Elias Selmi Higashi
Project title: Innovative DNA-based asymmetric photocatalysis
Summary: While initially based on peptides and protein scaffolds, the construction of artificial metalloenzymes has recently been extended to nucleic acids, which have the advantage of being able to adopt a plethora of secondary or even more complex tertiary structures and exhibit high chemical stability. Most importantly, the recent developments made in the field of oligonucleotide synthesis allow a rapid and inexpensive access to custom-made oligonucleotides of specific sequences, while the predictable nature of nucleic acid hybridization offers a simple and cutting edge platform to program assemblies with emerging functions. Since the pioneering work of Roelfes and Feringa a little bit over a decade ago, a few groups around the world including ours have exploited the power of DNA in asymmetric catalysis, allowing for the development of a handful of highly selective processes. This project aims at extending the concept of DNA based asymmetric catalysis (DAC) to new synthetic transformations with a special emphasis given to the challenging field of asymmetric photocatalysis. Ultimately, we wish to develop a platform of new artificial DNA-based hybrid catalysts with specific reactivities capable of selectively converting small organic molecules into more complex chiral structures upon photo-irradiation.
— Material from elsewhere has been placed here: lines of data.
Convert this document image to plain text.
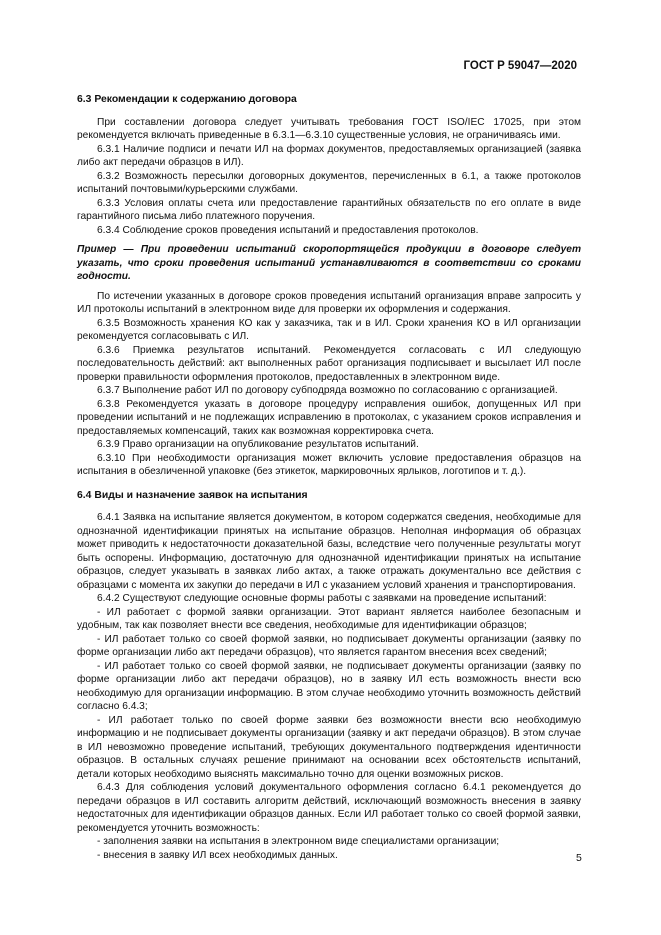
ГОСТ Р 59047—2020
6.3 Рекомендации к содержанию договора

При составлении договора следует учитывать требования ГОСТ ISO/IEC 17025, при этом рекомендуется включать приведенные в 6.3.1—6.3.10 существенные условия, не ограничиваясь ими.

6.3.1 Наличие подписи и печати ИЛ на формах документов, предоставляемых организацией (заявка либо акт передачи образцов в ИЛ).

6.3.2 Возможность пересылки договорных документов, перечисленных в 6.1, а также протоколов испытаний почтовыми/курьерскими службами.

6.3.3 Условия оплаты счета или предоставление гарантийных обязательств по его оплате в виде гарантийного письма либо платежного поручения.

6.3.4 Соблюдение сроков проведения испытаний и предоставления протоколов.

Пример — При проведении испытаний скоропортящейся продукции в договоре следует указать, что сроки проведения испытаний устанавливаются в соответствии со сроками годности.

По истечении указанных в договоре сроков проведения испытаний организация вправе запросить у ИЛ протоколы испытаний в электронном виде для проверки их оформления и содержания.

6.3.5 Возможность хранения КО как у заказчика, так и в ИЛ. Сроки хранения КО в ИЛ организации рекомендуется согласовывать с ИЛ.

6.3.6 Приемка результатов испытаний. Рекомендуется согласовать с ИЛ следующую последовательность действий: акт выполненных работ организация подписывает и высылает ИЛ после проверки правильности оформления протоколов, предоставленных в электронном виде.

6.3.7 Выполнение работ ИЛ по договору субподряда возможно по согласованию с организацией.

6.3.8 Рекомендуется указать в договоре процедуру исправления ошибок, допущенных ИЛ при проведении испытаний и не подлежащих исправлению в протоколах, с указанием сроков исправления и предоставляемых компенсаций, таких как возможная корректировка счета.

6.3.9 Право организации на опубликование результатов испытаний.

6.3.10 При необходимости организация может включить условие предоставления образцов на испытания в обезличенной упаковке (без этикеток, маркировочных ярлыков, логотипов и т. д.).

6.4 Виды и назначение заявок на испытания

6.4.1 Заявка на испытание является документом, в котором содержатся сведения, необходимые для однозначной идентификации принятых на испытание образцов. Неполная информация об образцах может приводить к недостаточности доказательной базы, вследствие чего полученные результаты могут быть оспорены. Информацию, достаточную для однозначной идентификации принятых на испытание образцов, следует указывать в заявках либо актах, а также отражать документально все действия с образцами с момента их закупки до передачи в ИЛ с указанием условий хранения и транспортирования.

6.4.2 Существуют следующие основные формы работы с заявками на проведение испытаний:

- ИЛ работает с формой заявки организации. Этот вариант является наиболее безопасным и удобным, так как позволяет внести все сведения, необходимые для идентификации образцов;

- ИЛ работает только со своей формой заявки, но подписывает документы организации (заявку по форме организации либо акт передачи образцов), что является гарантом внесения всех сведений;

- ИЛ работает только со своей формой заявки, не подписывает документы организации (заявку по форме организации либо акт передачи образцов), но в заявку ИЛ есть возможность внести всю необходимую для организации информацию. В этом случае необходимо уточнить возможность действий согласно 6.4.3;

- ИЛ работает только по своей форме заявки без возможности внести всю необходимую информацию и не подписывает документы организации (заявку и акт передачи образцов). В этом случае в ИЛ невозможно проведение испытаний, требующих документального подтверждения идентичности образцов. В остальных случаях решение принимают на основании всех обстоятельств испытаний, детали которых необходимо выяснять максимально точно для оценки возможных рисков.

6.4.3 Для соблюдения условий документального оформления согласно 6.4.1 рекомендуется до передачи образцов в ИЛ составить алгоритм действий, исключающий возможность внесения в заявку недостаточных для идентификации образцов данных. Если ИЛ работает только со своей формой заявки, рекомендуется уточнить возможность:

- заполнения заявки на испытания в электронном виде специалистами организации;

- внесения в заявку ИЛ всех необходимых данных.	5
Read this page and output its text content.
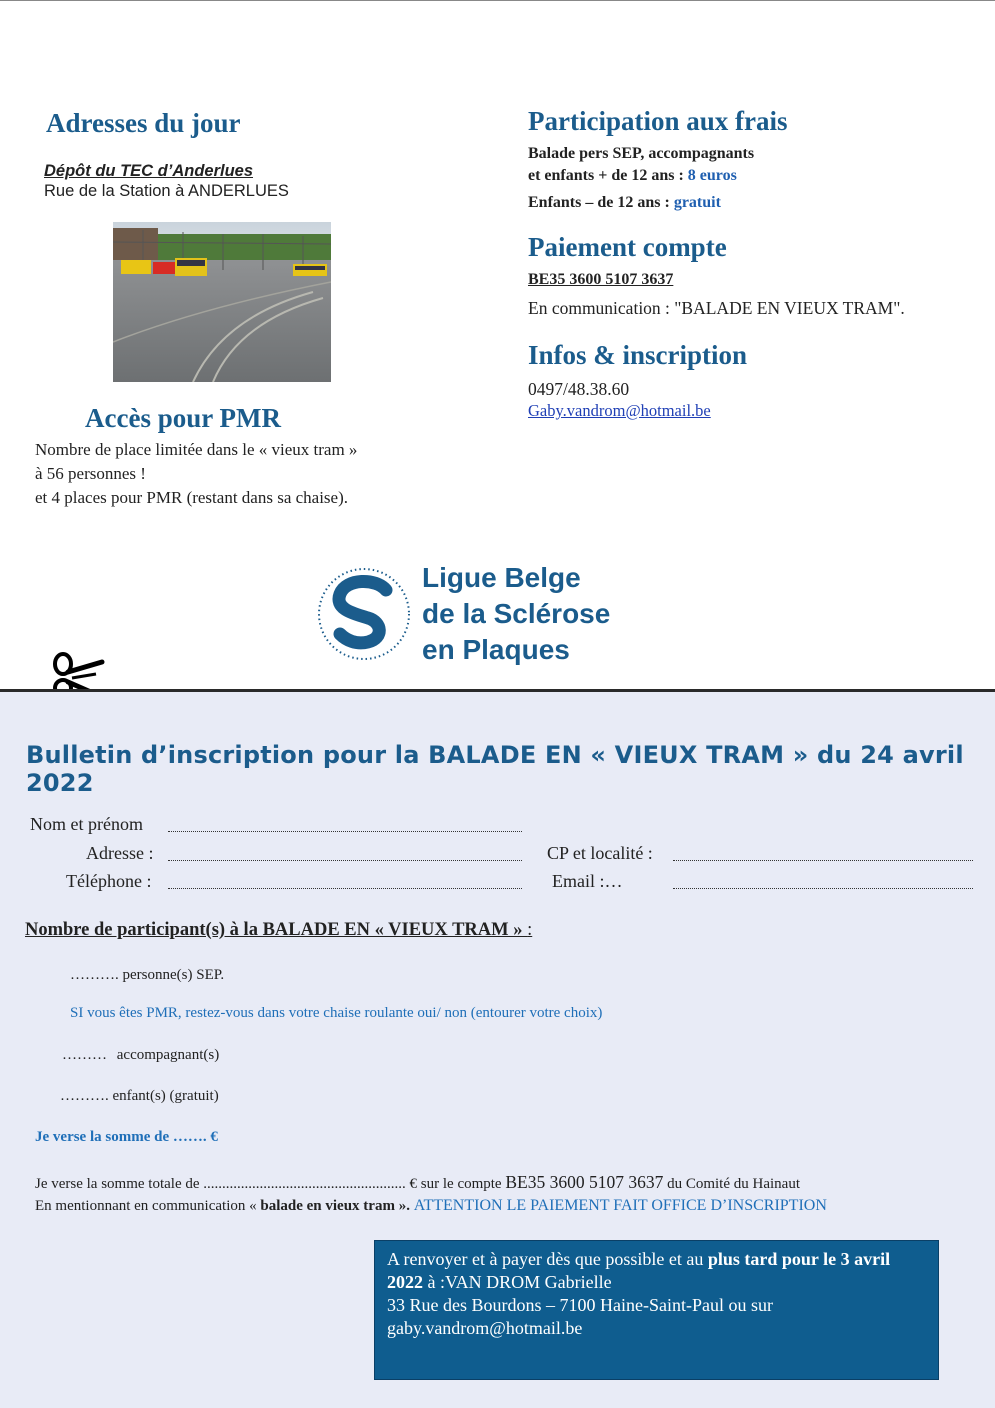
Adresses du jour
Dépôt du TEC d’Anderlues
Rue de la Station à ANDERLUES
Accès pour PMR
Nombre de place limitée dans le « vieux tram »
à 56 personnes !
et 4 places pour PMR (restant dans sa chaise).
Participation aux frais
Balade pers SEP, accompagnants
et enfants + de 12 ans : 8 euros
Enfants – de 12 ans : gratuit
Paiement compte
BE35 3600 5107 3637
En communication : "BALADE EN VIEUX TRAM".
Infos & inscription
0497/48.38.60
Gaby.vandrom@hotmail.be
Ligue Belge
de la Sclérose
en Plaques
Bulletin d’inscription pour la BALADE EN « VIEUX TRAM » du 24 avril 2022
Nom et prénom
Adresse :
Téléphone :
CP et localité :
Email :…
Nombre de participant(s) à la BALADE EN « VIEUX TRAM » :
………. personne(s) SEP.
SI vous êtes PMR, restez-vous dans votre chaise roulante oui/ non (entourer votre choix)
……… accompagnant(s)
………. enfant(s) (gratuit)
Je verse la somme de ……. €
Je verse la somme totale de ...................................................... € sur le compte BE35 3600 5107 3637 du Comité du Hainaut
En mentionnant en communication « balade en vieux tram ». ATTENTION LE PAIEMENT FAIT OFFICE D’INSCRIPTION
A renvoyer et à payer dès que possible et au plus tard pour le 3 avril 2022 à :VAN DROM Gabrielle
33 Rue des Bourdons – 7100 Haine-Saint-Paul ou sur
gaby.vandrom@hotmail.be
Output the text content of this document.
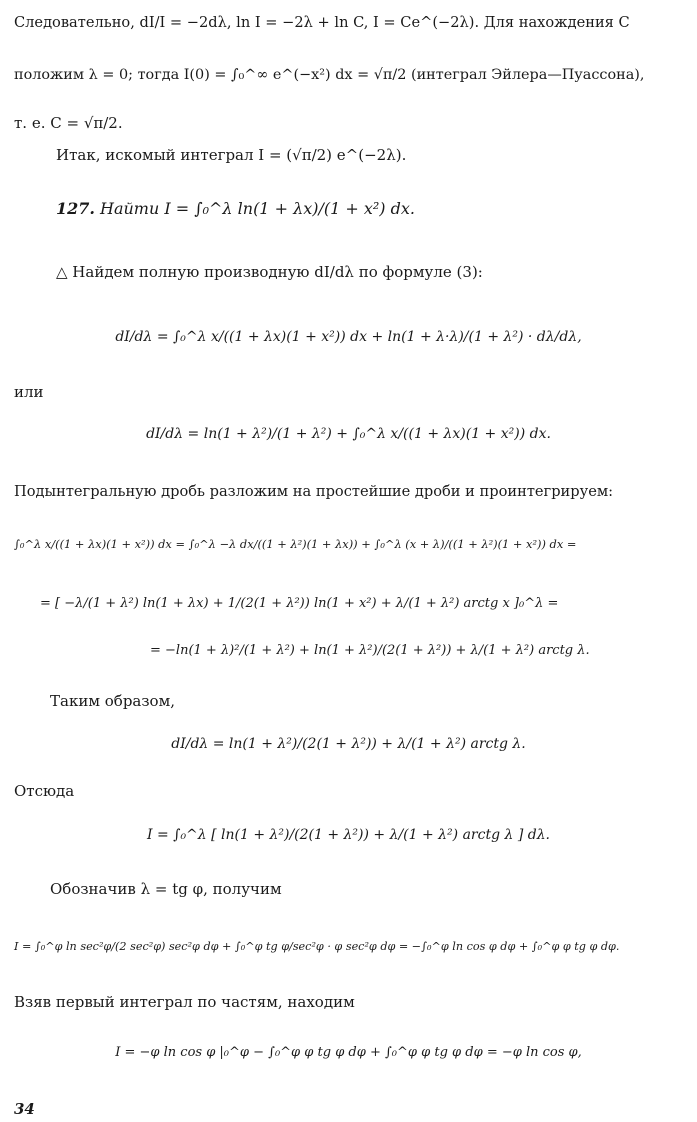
Следовательно, dI/I = −2dλ, ln I = −2λ + ln C, I = Ce^(−2λ). Для нахождения C
положим λ = 0; тогда I(0) = ∫₀^∞ e^(−x²) dx = √π/2 (интеграл Эйлера—Пуассона),
т. е. C = √π/2.
Итак, искомый интеграл I = (√π/2) e^(−2λ).
127. Найти I = ∫₀^λ ln(1 + λx)/(1 + x²) dx.
△ Найдем полную производную dI/dλ по формуле (3):
dI/dλ = ∫₀^λ x/((1 + λx)(1 + x²)) dx + ln(1 + λ·λ)/(1 + λ²) · dλ/dλ,
или
dI/dλ = ln(1 + λ²)/(1 + λ²) + ∫₀^λ x/((1 + λx)(1 + x²)) dx.
Подынтегральную дробь разложим на простейшие дроби и проинтегрируем:
∫₀^λ x/((1 + λx)(1 + x²)) dx = ∫₀^λ −λ dx/((1 + λ²)(1 + λx)) + ∫₀^λ (x + λ)/((1 + λ²)(1 + x²)) dx =
= [ −λ/(1 + λ²) ln(1 + λx) + 1/(2(1 + λ²)) ln(1 + x²) + λ/(1 + λ²) arctg x ]₀^λ =
= −ln(1 + λ)²/(1 + λ²) + ln(1 + λ²)/(2(1 + λ²)) + λ/(1 + λ²) arctg λ.
Таким образом,
dI/dλ = ln(1 + λ²)/(2(1 + λ²)) + λ/(1 + λ²) arctg λ.
Отсюда
I = ∫₀^λ [ ln(1 + λ²)/(2(1 + λ²)) + λ/(1 + λ²) arctg λ ] dλ.
Обозначив λ = tg φ, получим
I = ∫₀^φ ln sec²φ/(2 sec²φ) sec²φ dφ + ∫₀^φ tg φ/sec²φ · φ sec²φ dφ = −∫₀^φ ln cos φ dφ + ∫₀^φ φ tg φ dφ.
Взяв первый интеграл по частям, находим
I = −φ ln cos φ |₀^φ − ∫₀^φ φ tg φ dφ + ∫₀^φ φ tg φ dφ = −φ ln cos φ,
34
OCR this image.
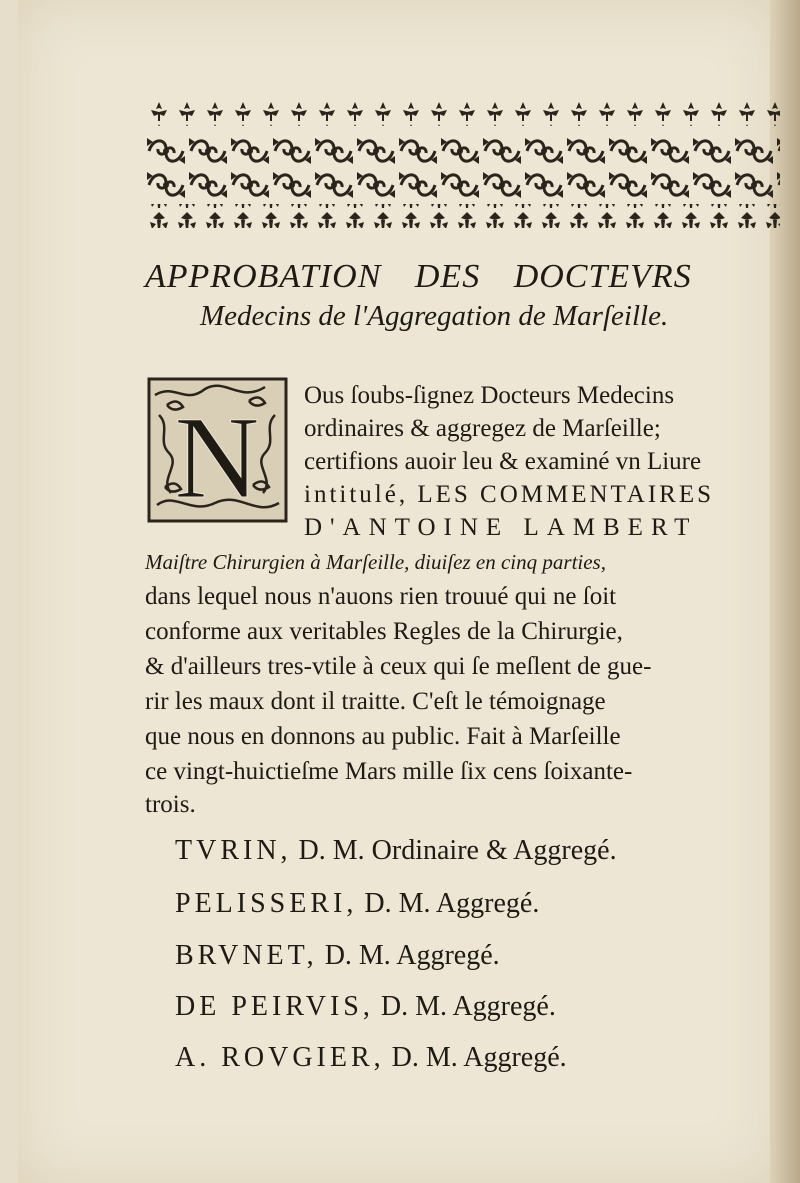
APPROBATION DES DOCTEVRS
Medecins de l'Aggregation de Marſeille.
N Ous ſoubs-ſignez Docteurs Medecins
ordinaires & aggregez de Marſeille;
certifions auoir leu & examiné vn Liure
intitulé, LES COMMENTAIRES
D'ANTOINE LAMBERT
Maiſtre Chirurgien à Marſeille, diuiſez en cinq parties,
dans lequel nous n'auons rien trouué qui ne ſoit
conforme aux veritables Regles de la Chirurgie,
& d'ailleurs tres-vtile à ceux qui ſe meſlent de gue-
rir les maux dont il traitte. C'eſt le témoignage
que nous en donnons au public. Fait à Marſeille
ce vingt-huictieſme Mars mille ſix cens ſoixante-
trois.
TVRIN, D. M. Ordinaire & Aggregé.
PELISSERI, D. M. Aggregé.
BRVNET, D. M. Aggregé.
DE PEIRVIS, D. M. Aggregé.
A. ROVGIER, D. M. Aggregé.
In this context, the project aims at moving beyond the expertise we’ve established in the field by 1) developing new photocatalyzed reactions through a careful design of DNA/ligand systems, 2) developing sustainable catalysts based on recyclable solid-supported oligonucleotides, which will ultimately be implemented to large scale continuous flow processes, and 3) apply all these tools to the synthesis of biologically active natural products.